Raffaello, el más ilustre pintor del Renacimiento italiano (Urbino 14863-Roma 1520) se ha encarnado de nuevo en la Tierra. En un bar restaurante de Triana. Yo sé por qué: porque la Fornarina, la panadera Margherita Luzzi, su amante en Roma, la que le entregó su vientre a él, la musa a su arte y la cara a sus Vírgenes del Vaticano, se ha reencarnado a su vez en una trattoria en la calle de Virgen de Luján. El dueño de La Fornarina es el mismo que el de la pizzería del Trastévere. Mira que llamarlo Trastévere (al otro lado del río Tíber) cuando, estando en Sevilla, podría haberlo llamado Trasbétere (al otro lado del Betis).
(En
efecto el restaurante romano la Fornarina romana está en el
Trastévere. Allí sigue y yo lo sé porque he comido en él, pasando el Castillo
de Sant’Angelo.

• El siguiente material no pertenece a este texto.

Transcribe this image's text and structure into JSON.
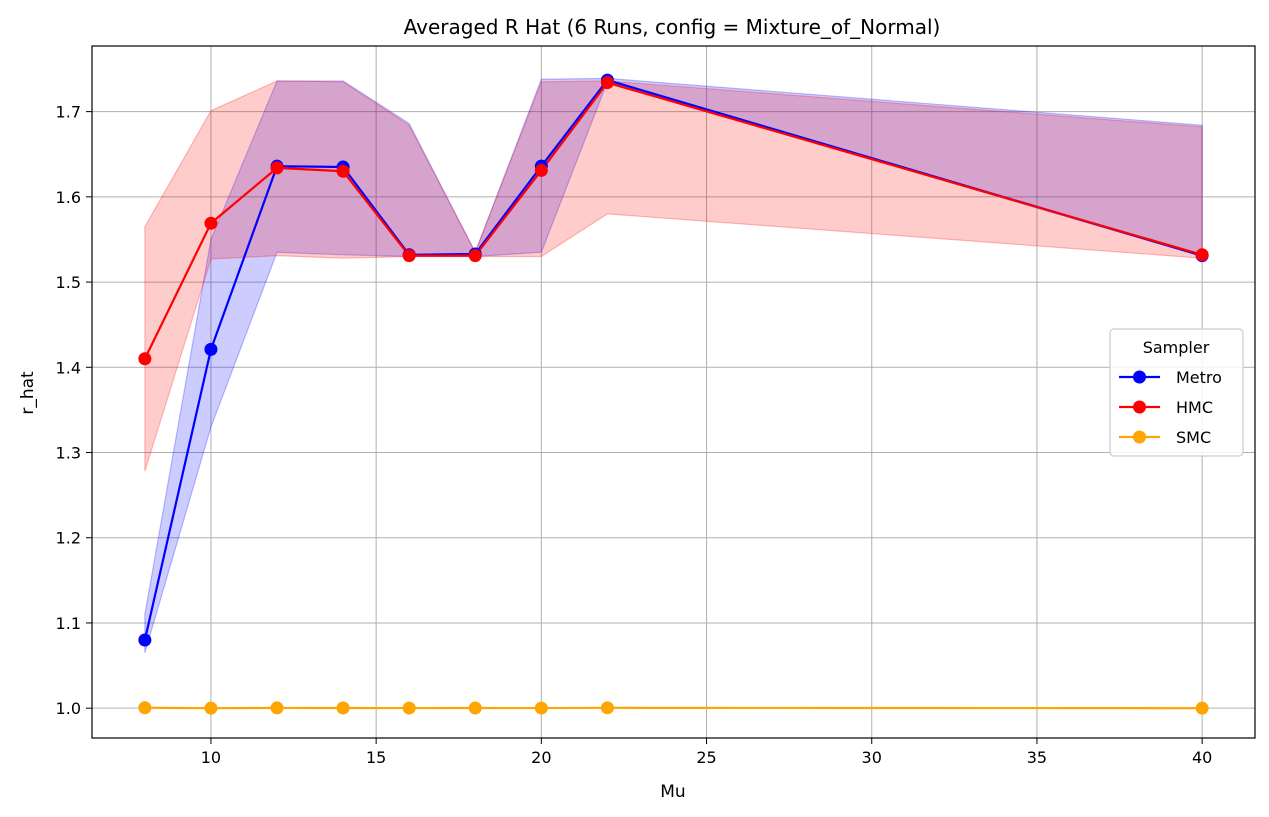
{
  "chart_data": {
    "type": "line",
    "title": "Averaged R Hat (6 Runs, config = Mixture_of_Normal)",
    "xlabel": "Mu",
    "ylabel": "r_hat",
    "xlim": [
      6.4,
      41.6
    ],
    "ylim": [
      0.965,
      1.777
    ],
    "xticks": [
      10,
      15,
      20,
      25,
      30,
      35,
      40
    ],
    "yticks": [
      1.0,
      1.1,
      1.2,
      1.3,
      1.4,
      1.5,
      1.6,
      1.7
    ],
    "grid": true,
    "legend": {
      "title": "Sampler",
      "placement": "center-right"
    },
    "x": [
      8,
      10,
      12,
      14,
      16,
      18,
      20,
      22,
      40
    ],
    "series": [
      {
        "name": "Metro",
        "color": "#0000ff",
        "values": [
          1.08,
          1.421,
          1.636,
          1.635,
          1.532,
          1.533,
          1.636,
          1.737,
          1.531
        ],
        "band_low": [
          1.065,
          1.33,
          1.535,
          1.532,
          1.53,
          1.53,
          1.535,
          1.735,
          1.53
        ],
        "band_high": [
          1.11,
          1.55,
          1.736,
          1.736,
          1.686,
          1.535,
          1.738,
          1.739,
          1.684
        ]
      },
      {
        "name": "HMC",
        "color": "#ff0000",
        "values": [
          1.41,
          1.569,
          1.634,
          1.63,
          1.531,
          1.531,
          1.631,
          1.734,
          1.532
        ],
        "band_low": [
          1.278,
          1.527,
          1.531,
          1.528,
          1.53,
          1.53,
          1.53,
          1.58,
          1.528
        ],
        "band_high": [
          1.565,
          1.701,
          1.736,
          1.735,
          1.684,
          1.535,
          1.735,
          1.736,
          1.682
        ]
      },
      {
        "name": "SMC",
        "color": "#ffa500",
        "values": [
          1.0005,
          1.0,
          1.0003,
          1.0002,
          1.0001,
          1.0002,
          1.0001,
          1.0004,
          1.0
        ]
      }
    ]
  }
}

Se mantiene tal como era: un patio de 6 x 10 m aproximadamente
con el piso inclinado, macetas en las paredes y una decena de mesas para los
comensales.)
Raffaello, el pintor
renacentista del s. XV/XVI, ha debido reencarnarse en forma de pizza para
recuperar a su amada en el s. XXI. Antonio, el dueño de la Fornarina sevillana,
no es consciente de que Raffaello lo ha utilizado a él para revivir de nuevo.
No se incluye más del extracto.